Трактор снова затарахтел. А они почавкали по грязи в сторону дома.

Шли долго, но не далеко. Держались за руки, поскальзывались, ругались. Перешагивали, перепрыгивали лужи или переходили по доскам. Вскрикивали, но не падали. И смеялись.

А когда показался заветный бело-голубой забор, когда свернули к знакомым лазурным воротам, когда стали счищать грязь с подошв о скобель, вдруг лязгнул засов и дверь в воротах распахнулась. И выбежали к ним Лариса и Таня. Налетели на Олю, стиснули в объятиях. А за дверью во дворе причитала и махала руками бабушка. И дядя Юра стоял, улыбаясь, на дорожке к дому. Из окошка выглядывал маленький Сашка.

Лариса и Таня, сестры из Комсомольска, потащили блудных родственников домой. Бабуля заспешила по дорожке, зазывая в дом и повторяя что-то про жаркое и пироги. Затолкала Юру и выбежавшего на крыльцо Сашу обратно. Под веселое сестричье разноголосие.

Женек, последний в этой процессии, закрыл дверь, повозившись с высокой для него ручкой засова, прошел по дорожке, поправив съехавшую от стараний лямку рюкзака, поднялся на ступеньку крыльца. И обернулся. На серой бетонной дорожке – следы. Они дошли. Они дома. Вместе.

И с кухни – через сени и по ступенькам крыльца – долетел дружный смех и тихий, но нарастающий, далекий, но понятный свист.

Наверное, будет чай. А значит, будет тепло и счастье.

Комната страха

Человек-пальто жил в чулане. Чулан запирался на крючок – тяжелый и тугой. Но если есть дверь, и дверь эта неизменно заперта, то рано или поздно… Дети выбрали «рано».

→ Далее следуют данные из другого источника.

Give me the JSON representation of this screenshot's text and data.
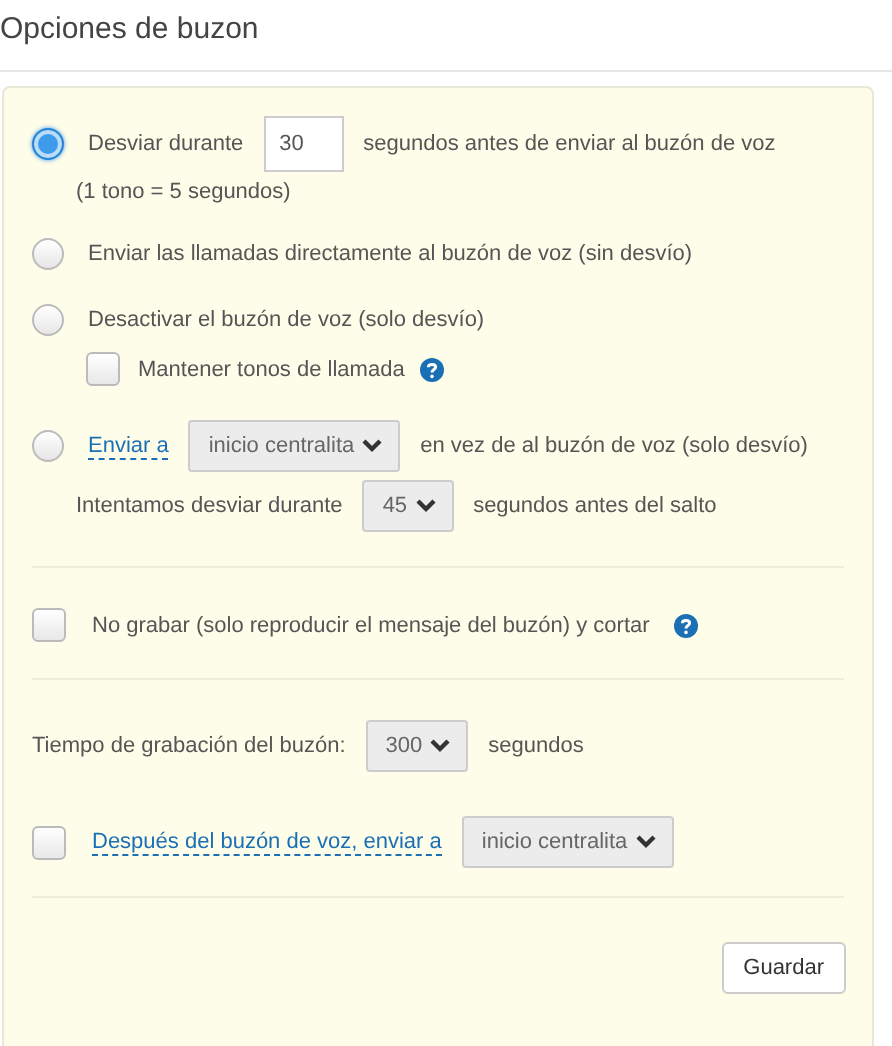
{
  "dialog": {
    "title": "Opciones de buzon"
  },
  "forward_options": [
    {
      "kind": "timed",
      "selected": true,
      "label": "Desviar durante",
      "value": "30",
      "suffix": "segundos antes de enviar al buzón de voz",
      "note": "(1 tono = 5 segundos)"
    },
    {
      "kind": "plain",
      "selected": false,
      "label": "Enviar las llamadas directamente al buzón de voz (sin desvío)"
    },
    {
      "kind": "disable",
      "selected": false,
      "label": "Desactivar el buzón de voz (solo desvío)",
      "sub_checkbox": {
        "label": "Mantener tonos de llamada",
        "checked": false
      }
    },
    {
      "kind": "redirect",
      "selected": false,
      "link": "Enviar a",
      "target": "inicio centralita",
      "suffix": "en vez de al buzón de voz (solo desvío)",
      "retry_label": "Intentamos desviar durante",
      "retry_value": "45",
      "retry_suffix": "segundos antes del salto"
    }
  ],
  "no_record": {
    "checked": false,
    "label": "No grabar (solo reproducir el mensaje del buzón) y cortar"
  },
  "record_time": {
    "label": "Tiempo de grabación del buzón:",
    "value": "300",
    "suffix": "segundos"
  },
  "after_voicemail": {
    "checked": false,
    "link": "Después del buzón de voz, enviar a",
    "target": "inicio centralita"
  },
  "save_button": "Guardar"
}
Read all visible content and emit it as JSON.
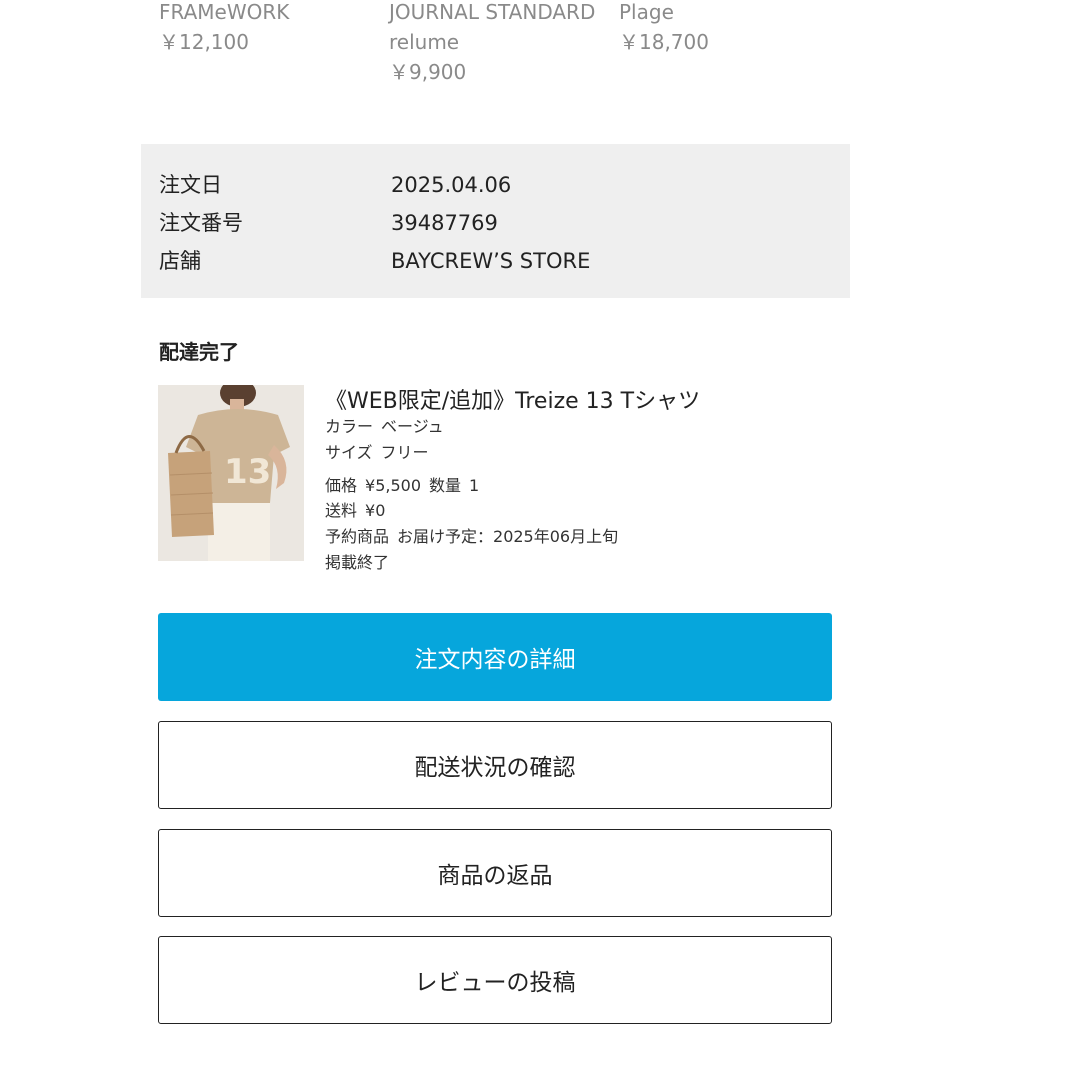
{
  "recommendations": [
    {
      "brand": "FRAMeWORK",
      "price": "￥12,100"
    },
    {
      "brand": "JOURNAL STANDARD",
      "brand_line2": "relume",
      "price": "￥9,900"
    },
    {
      "brand": "Plage",
      "price": "￥18,700"
    }
  ],
  "order": {
    "date_label": "注文日",
    "date_value": "2025.04.06",
    "number_label": "注文番号",
    "number_value": "39487769",
    "store_label": "店舗",
    "store_value": "BAYCREW’S STORE"
  },
  "delivery": {
    "status": "配達完了"
  },
  "product": {
    "title": "《WEB限定/追加》Treize 13 Tシャツ",
    "color_label": "カラー",
    "color_value": "ベージュ",
    "size_label": "サイズ",
    "size_value": "フリー",
    "price_label": "価格",
    "price_value": "¥5,500",
    "qty_label": "数量",
    "qty_value": "1",
    "shipping_label": "送料",
    "shipping_value": "¥0",
    "preorder_label": "予約商品",
    "delivery_schedule": "お届け予定：2025年06月上旬",
    "listing_status": "掲載終了"
  },
  "buttons": {
    "order_detail": "注文内容の詳細",
    "shipping_status": "配送状況の確認",
    "return": "商品の返品",
    "review": "レビューの投稿"
  },
  "colors": {
    "primary": "#06a6dc",
    "info_bg": "#efefef",
    "muted_text": "#8a8a8a"
  }
}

Спустя два дня именно эта крохотная комнатка оказалась самой интересной.

Бабушкин дом, деревянный и не то чтобы большой, умещался в один этаж и пять комнат. Сразу за крыльцом, огороженным перилами и укрытым навесом, тянулась продолговатым прямоугольником комната, которую называли сени.

Как и все незнакомые слова, это «прозвище» звучало для Женька странно, и, как лучшие из незнакомых слов, оно звучало еще и забавно. Сени. Будто что-то среднее между санями и сеном. Тем прикольнее и страннее было то, что ни первое, ни второе в сенях не хранилось. А были там оранжевый пол с ковриком для обуви, сосисочные стены из бревен, диван и вешалка. Еще хлам в одном углу. На каждом бревне, посередке друг над другом, белели палочки, галочки и крестики. Они всегда казались загадочными письменами. И неожиданно было и даже немного обидно в один из последних приездов признать в них римские цифры. Между бревнами выпирало что-то волосатое и сухое. Женя понимал, что оно для сохранения тепла, но названия, опять-таки, не знал. И что-то ему подсказывало, что слово это будет не менее веселым.

Через толстую, обитую тканью дверь в левой сосисочной стене и через ее высокий, широкий порог коротенькие ноги, а затем и все остальное Женькино, попадало в кухню. Состояла она из трех частей: кухня, где едят, кухня, где готовят, моют и моются, и, конечно, печка. Большая, белая и теплая печь. У окна – стол и стулья, у стены рядом – диван, над диваном – часы и картина. «Запорожцы пишут письмо». Это название Женек уже знал. Оно также казалось забавным, а картину он любил. Очень уж интересная и заразительная смехом. Часы нравились тоже. С прикольными висючками – гирьками на цепочках, строгим и до занудства точным маятником и кукушкой – затворницей.

Еще мелким Женя как-то спросил бабушку:

– Может, птичка умерла? – и, кажется, даже слезы были.

– Нет, конечно. Нет. Часики-то идут. Она просто стесняется. Вот вы уезжаете, а она потом про вас целый день расспрашивает. Живая, не боись, – бабуля хихикнула. И вручила пряник. Или пирожок, точно Женечка не запомнил.